Gabriel Negatu is the Director General for East Africa Regional Development and Business Delivery Office at the African Development Bank. Representing the Bank Group President at the 13th African Economic Conference in Kigali (3-5 December), he speaks of the institution's new Regional Integration Strategic Framework.
This year saw the landmark signing of the African Continental Free Trade Area (AfCFTA) in March. What progress has been made since then?
Obviously, the signing itself elicited much excitement. More countries have since signed the Continental Free Trade Area for Africa. If ratified by at least 22 countries, before March 2019, it will become the largest free-trade area in the world. This would lead to greater trade, and therefore higher volumes of value added items, resulting in greater revenues.
The Bank expects that the remaining countries - Benin, Botswana, Eritrea, Guinea Bissau, Nigeria and Zambia will sign.
The Single African Air Transport Market, launched in January this year was another major milestone. By the beginning of June of this year, 26 countries had signed.
The African Development Bank has approved the Regional Integration Strategic Framework which outlines the path to accelerating regional integration in East Africa with regional infrastructure development as a key focus. The Strategy, approved in October 2018, will guide the Bank's regional operations in 13 countries, namely Burundi, Comoros, Djibouti, Eritrea, Ethiopia, Kenya, Rwanda, Seychelles, Somalia, South Sudan, Sudan, Tanzania and Uganda.
This year's African Economic Conference is being held under the theme of Regional and Continental Integration for Africa's Development. At the Bank, participation in this event is being organized under the leadership of the Research Department, together with the Regional Integration Complex of the Bank, marking a shift to centring research as a core aspect of integration planning
What are the major obstacles holding back progress on integration?
So far, only 12 countries have ratified the agreement. There are also the issues of overlapping memberships in regional economic communities (RECs) whose policy instruments are not harmonized; weak enforcement of existing treaties; non-tariff barriers that continue to hinder free movement of goods, services and persons across borders; and low attention to social, cultural and political integration.
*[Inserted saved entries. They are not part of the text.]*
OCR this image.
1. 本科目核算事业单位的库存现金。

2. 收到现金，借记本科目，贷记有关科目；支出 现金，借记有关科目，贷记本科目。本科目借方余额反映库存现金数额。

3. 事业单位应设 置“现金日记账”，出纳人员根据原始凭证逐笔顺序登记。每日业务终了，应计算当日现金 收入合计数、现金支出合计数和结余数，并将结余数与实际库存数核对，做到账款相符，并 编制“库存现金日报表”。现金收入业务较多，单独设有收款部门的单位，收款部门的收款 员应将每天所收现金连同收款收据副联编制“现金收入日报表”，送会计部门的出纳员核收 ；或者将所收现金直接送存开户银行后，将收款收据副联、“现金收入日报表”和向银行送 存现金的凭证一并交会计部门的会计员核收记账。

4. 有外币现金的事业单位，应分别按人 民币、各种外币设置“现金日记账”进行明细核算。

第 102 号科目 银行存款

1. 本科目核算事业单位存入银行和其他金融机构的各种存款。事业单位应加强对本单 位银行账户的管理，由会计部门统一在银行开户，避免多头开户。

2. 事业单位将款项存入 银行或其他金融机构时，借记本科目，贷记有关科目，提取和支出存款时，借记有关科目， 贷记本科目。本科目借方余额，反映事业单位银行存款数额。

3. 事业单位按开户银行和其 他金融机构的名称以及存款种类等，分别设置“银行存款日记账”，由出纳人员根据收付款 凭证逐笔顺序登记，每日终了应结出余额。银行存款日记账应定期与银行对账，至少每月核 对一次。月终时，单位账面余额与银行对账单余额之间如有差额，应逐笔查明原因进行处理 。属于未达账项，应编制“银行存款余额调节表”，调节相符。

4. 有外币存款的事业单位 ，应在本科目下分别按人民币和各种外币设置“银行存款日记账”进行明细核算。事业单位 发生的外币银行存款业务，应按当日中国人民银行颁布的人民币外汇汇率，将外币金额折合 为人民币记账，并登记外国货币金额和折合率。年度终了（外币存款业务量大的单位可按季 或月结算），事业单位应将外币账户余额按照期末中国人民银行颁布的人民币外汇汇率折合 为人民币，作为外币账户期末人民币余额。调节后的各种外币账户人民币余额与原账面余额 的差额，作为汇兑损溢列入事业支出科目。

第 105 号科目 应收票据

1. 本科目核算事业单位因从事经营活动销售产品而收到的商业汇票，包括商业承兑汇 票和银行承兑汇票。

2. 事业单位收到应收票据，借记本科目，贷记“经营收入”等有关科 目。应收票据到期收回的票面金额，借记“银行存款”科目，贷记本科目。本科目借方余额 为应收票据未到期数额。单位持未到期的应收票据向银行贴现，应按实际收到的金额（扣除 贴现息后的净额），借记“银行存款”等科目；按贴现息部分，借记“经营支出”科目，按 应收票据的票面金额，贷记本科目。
Addressing these challenges or teething problems are the reason meetings like AEC are so important. They give space for dialogue and input from practitioners, policy makers and researchers to discuss ways out of these hurdles.
What do you expect to see from this year's AEC?
I expect the remaining countries that have not signed the African Continental Free Trade Areato do so speedily - especially Nigeria, the continent's largest economy
We need to foster greater alignment between regional economic communities and member countries. The goal is greater inclusion and policy convergence within RECs, but also better coordination between RECs and member countries.
The African Development Bank continues to support the continent's integration agenda and has made Integrate Africa one of its High 5s operational priorities. The Bank's strategic framework for economic integration approved in March 2018 focuses on three pillars: infrastructure connections, trade and investment promotion, and financial integration.
Under this framework, the Bank aims to step up investments in cross-border infrastructure to unlock regional trade and create economic opportunities for communities along the transport corridors.
The Bank will be sharing its experience and knowledge with participants at this year's forum, including a key session during which we will launch the third edition of the Africa Visa Openness Index. This flagship report of the Bank tracks changes in country scores over time to show which countries are making improvements that support free movement of people across Africa.
The Index has helped raise awareness and drive visa policy reforms across the continent to ease movement of people unlocking opportunities for intra-African tourism, trade and investment. In so doing, the Bank is directly contributing to the objectives of the AU initiative for a single African passport.